Coborn's other, less successful, songs included "Should Husbands Work?", part of the music hall tradition of (normally conservative) social comment; "I've Loved Another Girl Since Then"; "He's All Right When You Know Him"; and "I've Never Turned Money Away", which created controversy when Coborn performed it using the stereotyped manner of a Jew in a Jewish-owned theatre (he apologised afterwards, but was banned from appearing in the venue again).

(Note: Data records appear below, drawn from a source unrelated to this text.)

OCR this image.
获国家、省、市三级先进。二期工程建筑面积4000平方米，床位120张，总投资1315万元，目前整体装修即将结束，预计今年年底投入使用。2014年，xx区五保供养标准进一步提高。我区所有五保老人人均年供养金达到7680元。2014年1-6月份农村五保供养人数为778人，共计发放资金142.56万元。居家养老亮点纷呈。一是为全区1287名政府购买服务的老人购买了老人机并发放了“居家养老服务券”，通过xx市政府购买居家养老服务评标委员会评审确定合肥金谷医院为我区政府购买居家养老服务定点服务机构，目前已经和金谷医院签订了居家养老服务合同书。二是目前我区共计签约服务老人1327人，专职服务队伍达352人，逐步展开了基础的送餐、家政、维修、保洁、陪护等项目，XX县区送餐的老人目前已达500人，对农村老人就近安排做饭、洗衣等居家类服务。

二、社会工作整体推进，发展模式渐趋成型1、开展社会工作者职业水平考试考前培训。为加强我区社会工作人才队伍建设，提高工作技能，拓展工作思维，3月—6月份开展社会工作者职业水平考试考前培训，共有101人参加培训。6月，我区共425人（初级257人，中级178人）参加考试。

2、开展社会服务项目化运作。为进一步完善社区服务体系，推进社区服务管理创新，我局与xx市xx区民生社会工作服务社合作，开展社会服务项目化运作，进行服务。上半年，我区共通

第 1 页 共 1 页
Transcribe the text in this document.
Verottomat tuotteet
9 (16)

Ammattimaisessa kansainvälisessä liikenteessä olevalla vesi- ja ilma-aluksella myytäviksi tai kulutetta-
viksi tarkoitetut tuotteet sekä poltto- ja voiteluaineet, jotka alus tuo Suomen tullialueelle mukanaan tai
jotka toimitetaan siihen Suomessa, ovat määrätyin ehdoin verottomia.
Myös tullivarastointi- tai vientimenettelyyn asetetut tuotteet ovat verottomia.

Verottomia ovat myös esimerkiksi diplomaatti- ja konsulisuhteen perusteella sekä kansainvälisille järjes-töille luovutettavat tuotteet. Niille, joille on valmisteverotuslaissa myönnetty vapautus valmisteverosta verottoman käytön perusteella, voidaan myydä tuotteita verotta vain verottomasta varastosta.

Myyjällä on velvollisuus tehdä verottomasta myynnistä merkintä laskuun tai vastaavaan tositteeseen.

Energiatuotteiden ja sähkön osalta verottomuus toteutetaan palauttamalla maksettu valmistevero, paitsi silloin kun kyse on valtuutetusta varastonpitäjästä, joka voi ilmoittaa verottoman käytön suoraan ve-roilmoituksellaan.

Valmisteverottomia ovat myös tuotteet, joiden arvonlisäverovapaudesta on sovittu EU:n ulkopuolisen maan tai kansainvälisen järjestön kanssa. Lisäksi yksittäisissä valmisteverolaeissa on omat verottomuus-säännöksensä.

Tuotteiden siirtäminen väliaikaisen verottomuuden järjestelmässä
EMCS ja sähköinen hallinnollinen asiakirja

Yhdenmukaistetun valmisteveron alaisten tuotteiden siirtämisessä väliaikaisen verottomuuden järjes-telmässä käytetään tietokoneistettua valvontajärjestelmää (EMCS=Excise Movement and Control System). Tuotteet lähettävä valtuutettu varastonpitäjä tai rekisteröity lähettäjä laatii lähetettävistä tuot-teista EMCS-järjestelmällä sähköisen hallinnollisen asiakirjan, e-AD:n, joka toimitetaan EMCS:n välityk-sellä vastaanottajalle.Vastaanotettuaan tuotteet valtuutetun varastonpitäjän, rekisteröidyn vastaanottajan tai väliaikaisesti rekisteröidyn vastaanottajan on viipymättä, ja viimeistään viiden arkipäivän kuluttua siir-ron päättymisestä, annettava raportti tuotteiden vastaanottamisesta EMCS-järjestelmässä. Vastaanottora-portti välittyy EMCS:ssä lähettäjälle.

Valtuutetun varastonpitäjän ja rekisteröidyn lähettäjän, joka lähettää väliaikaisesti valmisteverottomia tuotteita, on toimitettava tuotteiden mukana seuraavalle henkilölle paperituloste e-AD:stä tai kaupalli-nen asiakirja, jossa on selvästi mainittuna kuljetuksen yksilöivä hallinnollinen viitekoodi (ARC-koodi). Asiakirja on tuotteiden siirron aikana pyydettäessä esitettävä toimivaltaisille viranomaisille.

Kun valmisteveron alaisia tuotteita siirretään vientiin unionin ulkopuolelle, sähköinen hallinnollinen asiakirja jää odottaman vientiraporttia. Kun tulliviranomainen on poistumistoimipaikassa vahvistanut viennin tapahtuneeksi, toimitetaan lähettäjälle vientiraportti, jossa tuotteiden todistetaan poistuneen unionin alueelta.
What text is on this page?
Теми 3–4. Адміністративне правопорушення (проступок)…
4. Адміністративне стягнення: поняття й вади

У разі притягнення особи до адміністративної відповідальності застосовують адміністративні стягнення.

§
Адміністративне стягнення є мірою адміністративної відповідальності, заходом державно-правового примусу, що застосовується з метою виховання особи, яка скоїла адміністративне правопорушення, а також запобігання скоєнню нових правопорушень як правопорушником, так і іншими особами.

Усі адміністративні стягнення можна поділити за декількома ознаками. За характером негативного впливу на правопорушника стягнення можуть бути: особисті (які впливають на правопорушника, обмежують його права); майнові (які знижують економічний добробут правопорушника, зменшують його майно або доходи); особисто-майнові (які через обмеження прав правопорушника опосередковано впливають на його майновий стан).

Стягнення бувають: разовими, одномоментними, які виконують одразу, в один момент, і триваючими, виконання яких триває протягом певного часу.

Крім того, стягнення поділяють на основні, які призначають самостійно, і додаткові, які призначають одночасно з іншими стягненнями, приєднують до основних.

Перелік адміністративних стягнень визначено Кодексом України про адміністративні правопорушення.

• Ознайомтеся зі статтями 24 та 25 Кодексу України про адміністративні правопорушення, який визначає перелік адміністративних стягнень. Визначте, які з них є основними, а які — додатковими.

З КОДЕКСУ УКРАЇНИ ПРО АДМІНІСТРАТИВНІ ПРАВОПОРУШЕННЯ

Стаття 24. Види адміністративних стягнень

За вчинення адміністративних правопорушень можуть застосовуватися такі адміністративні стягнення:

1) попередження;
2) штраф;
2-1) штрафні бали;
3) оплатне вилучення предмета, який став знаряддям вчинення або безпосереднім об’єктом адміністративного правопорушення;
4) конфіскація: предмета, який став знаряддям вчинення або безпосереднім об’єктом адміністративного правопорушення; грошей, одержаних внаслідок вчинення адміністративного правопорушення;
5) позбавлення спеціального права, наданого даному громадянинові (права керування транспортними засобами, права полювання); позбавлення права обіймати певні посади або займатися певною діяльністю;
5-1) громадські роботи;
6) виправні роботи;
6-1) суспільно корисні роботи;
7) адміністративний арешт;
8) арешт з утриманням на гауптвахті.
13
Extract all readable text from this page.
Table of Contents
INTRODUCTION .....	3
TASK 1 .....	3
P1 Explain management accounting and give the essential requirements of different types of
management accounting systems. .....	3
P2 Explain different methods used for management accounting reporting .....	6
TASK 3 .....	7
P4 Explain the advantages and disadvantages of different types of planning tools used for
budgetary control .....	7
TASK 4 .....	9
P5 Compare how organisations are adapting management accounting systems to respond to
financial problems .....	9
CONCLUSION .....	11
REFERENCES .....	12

He toured extensively and performed in New York City and Toronto during 1900. Described as a 'literate man of high principles', he was never accepted completely by the music hall establishment, but performed much charitable work during the First World War and later as an effort to improve the conditions of music hall entertainers. He continued to make occasional performances, including one in the 1943 movie Variety Jubilee at the age of 91. He died in London in 1945. He is buried with his wife in Brompton Cemetery, London.

Recordings that he made during the 1920s can be found on the album Chairman's Choice – Music Hall Greats.

His eldest son, Major Duncan McCallum, became Member of Parliament for Argyllshire.